Employment Non-Discrimination Policy

Produced by the HRC Foundation

An organization’s LGBTQ+ employees play a vital role in ensuring LGBTQ+ resident support and safety by informally educating their co-workers about resident concerns, offering feedback about organizational policies and practices, and conveying the organization’s commitment to LGBTQ+ equity and inclusion to the local community.

An employment non-discrimination policy that explicitly bans discrimination on the basis of sexual orientation and gender identity ensures equal treatment for LGBTQ+ employees and also sends a welcoming message to LGBTQ+ job applicants, helping the organization retain and recruit a diverse, talented staff.

In areas without a state law prohibiting LGBTQ+ discrimination, adding “sexual orientation” and “gender identity” to a non-discrimination policy affirms an employer’s commitment to workplace equity and inclusion. Explicit statements that long-term care communities are committed to LGBTQ+ non-discrimination can create a positive workplace environment and are deeply appreciated by LGBTQ+ members of the community.

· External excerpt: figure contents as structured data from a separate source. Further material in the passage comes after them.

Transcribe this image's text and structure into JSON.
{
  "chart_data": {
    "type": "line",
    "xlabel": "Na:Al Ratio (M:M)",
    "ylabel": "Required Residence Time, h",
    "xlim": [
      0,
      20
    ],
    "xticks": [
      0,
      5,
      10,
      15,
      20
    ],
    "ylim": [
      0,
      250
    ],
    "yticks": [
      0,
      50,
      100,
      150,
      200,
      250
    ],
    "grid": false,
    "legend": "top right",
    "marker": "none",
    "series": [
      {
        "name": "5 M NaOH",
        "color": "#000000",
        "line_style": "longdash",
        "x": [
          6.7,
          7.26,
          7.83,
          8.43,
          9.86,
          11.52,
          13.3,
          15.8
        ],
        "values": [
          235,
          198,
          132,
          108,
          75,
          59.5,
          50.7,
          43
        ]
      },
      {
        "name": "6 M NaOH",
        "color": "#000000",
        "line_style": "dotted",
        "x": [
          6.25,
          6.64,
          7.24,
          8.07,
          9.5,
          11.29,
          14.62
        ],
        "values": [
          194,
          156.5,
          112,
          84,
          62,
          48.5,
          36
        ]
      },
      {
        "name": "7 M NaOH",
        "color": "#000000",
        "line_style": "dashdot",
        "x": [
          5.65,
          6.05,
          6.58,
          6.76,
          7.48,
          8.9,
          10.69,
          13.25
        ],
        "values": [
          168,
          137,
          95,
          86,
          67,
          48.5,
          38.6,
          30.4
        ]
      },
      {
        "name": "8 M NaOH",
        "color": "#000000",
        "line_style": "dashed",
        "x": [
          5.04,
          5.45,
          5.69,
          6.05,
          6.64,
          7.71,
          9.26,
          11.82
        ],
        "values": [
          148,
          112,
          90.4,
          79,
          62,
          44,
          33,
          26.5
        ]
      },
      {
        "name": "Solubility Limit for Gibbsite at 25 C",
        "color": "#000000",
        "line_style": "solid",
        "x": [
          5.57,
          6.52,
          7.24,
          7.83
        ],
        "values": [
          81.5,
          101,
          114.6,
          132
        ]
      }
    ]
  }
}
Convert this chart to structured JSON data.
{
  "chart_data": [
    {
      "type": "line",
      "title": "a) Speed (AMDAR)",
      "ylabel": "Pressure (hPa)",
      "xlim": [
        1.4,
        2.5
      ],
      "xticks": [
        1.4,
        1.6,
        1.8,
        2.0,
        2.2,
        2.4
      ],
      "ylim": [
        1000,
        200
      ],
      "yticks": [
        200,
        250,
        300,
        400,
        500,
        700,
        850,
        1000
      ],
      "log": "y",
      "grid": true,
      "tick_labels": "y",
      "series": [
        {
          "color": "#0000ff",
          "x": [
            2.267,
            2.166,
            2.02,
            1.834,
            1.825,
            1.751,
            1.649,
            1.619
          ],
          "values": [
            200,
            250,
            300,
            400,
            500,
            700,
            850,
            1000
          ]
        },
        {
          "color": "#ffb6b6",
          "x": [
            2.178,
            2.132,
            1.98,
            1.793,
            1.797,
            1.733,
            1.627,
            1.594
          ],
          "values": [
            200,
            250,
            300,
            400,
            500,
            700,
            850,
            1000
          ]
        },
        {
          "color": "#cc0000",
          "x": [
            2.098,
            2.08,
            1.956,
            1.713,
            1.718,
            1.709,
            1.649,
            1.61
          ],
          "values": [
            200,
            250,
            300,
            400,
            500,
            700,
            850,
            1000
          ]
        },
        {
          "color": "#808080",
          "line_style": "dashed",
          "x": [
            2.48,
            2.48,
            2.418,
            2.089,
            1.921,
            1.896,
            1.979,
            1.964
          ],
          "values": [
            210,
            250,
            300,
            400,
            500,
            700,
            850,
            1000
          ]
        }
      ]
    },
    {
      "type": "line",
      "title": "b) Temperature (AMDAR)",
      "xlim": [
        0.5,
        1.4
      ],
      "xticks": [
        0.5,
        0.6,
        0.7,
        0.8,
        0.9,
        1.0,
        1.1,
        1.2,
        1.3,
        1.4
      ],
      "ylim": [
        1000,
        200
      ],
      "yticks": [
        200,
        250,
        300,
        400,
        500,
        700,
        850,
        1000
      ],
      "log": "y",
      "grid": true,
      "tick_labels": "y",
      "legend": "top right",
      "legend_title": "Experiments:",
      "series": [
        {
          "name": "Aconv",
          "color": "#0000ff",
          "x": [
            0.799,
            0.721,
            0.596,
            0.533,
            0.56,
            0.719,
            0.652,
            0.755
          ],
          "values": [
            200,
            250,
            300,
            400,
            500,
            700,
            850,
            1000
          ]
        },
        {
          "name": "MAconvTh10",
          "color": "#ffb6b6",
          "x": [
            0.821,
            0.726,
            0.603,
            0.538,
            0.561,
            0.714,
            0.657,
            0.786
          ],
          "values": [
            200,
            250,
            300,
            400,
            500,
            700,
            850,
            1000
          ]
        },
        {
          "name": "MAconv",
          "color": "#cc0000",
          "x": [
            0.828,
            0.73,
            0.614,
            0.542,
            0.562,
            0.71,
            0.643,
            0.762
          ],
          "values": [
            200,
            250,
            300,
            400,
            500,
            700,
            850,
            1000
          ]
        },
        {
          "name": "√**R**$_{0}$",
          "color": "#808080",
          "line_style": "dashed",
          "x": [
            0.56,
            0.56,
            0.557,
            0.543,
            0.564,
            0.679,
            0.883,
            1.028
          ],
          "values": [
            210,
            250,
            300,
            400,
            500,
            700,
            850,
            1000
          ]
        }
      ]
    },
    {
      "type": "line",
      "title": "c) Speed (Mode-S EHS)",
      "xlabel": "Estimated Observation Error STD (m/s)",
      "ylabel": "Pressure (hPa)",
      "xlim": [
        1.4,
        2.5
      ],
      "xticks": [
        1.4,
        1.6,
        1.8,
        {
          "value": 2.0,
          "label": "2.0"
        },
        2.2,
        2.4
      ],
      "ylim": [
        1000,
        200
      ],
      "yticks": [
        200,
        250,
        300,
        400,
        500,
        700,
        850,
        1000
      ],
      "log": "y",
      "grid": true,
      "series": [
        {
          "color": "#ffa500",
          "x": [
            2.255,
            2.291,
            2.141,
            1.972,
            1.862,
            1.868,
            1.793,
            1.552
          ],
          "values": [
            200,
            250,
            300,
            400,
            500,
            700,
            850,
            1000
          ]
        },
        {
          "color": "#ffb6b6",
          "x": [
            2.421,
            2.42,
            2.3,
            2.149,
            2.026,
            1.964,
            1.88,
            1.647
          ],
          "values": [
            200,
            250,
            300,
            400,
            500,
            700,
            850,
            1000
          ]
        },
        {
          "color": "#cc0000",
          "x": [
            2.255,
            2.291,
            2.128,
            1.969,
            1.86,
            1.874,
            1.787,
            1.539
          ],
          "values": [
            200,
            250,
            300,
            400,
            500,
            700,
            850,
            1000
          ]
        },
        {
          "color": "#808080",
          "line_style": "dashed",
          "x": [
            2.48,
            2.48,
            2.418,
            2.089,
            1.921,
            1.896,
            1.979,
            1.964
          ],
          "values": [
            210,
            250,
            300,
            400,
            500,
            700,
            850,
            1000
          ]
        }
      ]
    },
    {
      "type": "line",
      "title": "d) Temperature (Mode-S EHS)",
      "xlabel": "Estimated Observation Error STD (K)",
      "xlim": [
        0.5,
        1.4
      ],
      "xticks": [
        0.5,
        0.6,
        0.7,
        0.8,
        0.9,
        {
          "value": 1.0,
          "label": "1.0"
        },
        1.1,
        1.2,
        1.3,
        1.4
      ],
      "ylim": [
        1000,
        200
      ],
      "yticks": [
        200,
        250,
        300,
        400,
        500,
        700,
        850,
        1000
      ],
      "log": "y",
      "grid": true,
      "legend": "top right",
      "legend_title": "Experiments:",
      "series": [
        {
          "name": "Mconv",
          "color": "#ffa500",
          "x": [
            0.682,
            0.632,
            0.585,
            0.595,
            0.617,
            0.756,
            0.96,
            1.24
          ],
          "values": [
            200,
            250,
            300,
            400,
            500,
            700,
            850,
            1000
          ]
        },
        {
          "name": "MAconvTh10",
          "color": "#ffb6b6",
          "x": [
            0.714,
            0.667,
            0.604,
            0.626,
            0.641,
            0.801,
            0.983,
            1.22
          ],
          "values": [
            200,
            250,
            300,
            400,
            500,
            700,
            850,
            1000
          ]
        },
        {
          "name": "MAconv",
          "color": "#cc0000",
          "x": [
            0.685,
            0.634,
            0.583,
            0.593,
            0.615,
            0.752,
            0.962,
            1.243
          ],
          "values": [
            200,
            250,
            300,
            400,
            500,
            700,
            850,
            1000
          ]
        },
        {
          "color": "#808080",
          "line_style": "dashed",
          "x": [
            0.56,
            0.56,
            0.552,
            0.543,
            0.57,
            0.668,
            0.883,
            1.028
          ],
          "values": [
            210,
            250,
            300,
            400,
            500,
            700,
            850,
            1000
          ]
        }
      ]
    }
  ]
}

The Bostock Decision & the LEI

On June 15, 2020, the Supreme Court of the United States issued a 6-3 decision confirming that discrimination on the basis of sexual orientation and gender identity are forms of “sex” discrimination and therefore are prohibited under the federal employment nondiscrimination law Title VII of the Civil Rights Act of 1964.

The decision was major news for the LGBTQ+ community and had implications that can eventually reach civil rights laws forbidding discrimination in education, health care, housing, and many more areas of law. It is important to note that while Bostock brings meaningful protections to many LGBTQ+ people, Title VII applies only to employers with 15 or more employees, leaving many LGBTQ+ workers without these critical protections.

While Bostock explains that discrimination on the basis of sex necessarily includes discrimination on the basis of sexual orientation and gender identity, those words are not explicitly enumerated. For this reason, the Long-Term Care Equality Index criteria still require a company to have a nondiscrimination or equal employment opportunity policy that explicitly enumerates both “sexual orientation” and “gender identity.” Clearly stating sexual orientation and gender identity as protected characteristics remains a best practice to ensure employees and prospective employees, as well as managers and supervisors, understand the company’s commitment to nondiscrimination protections for LGBTQ+ people.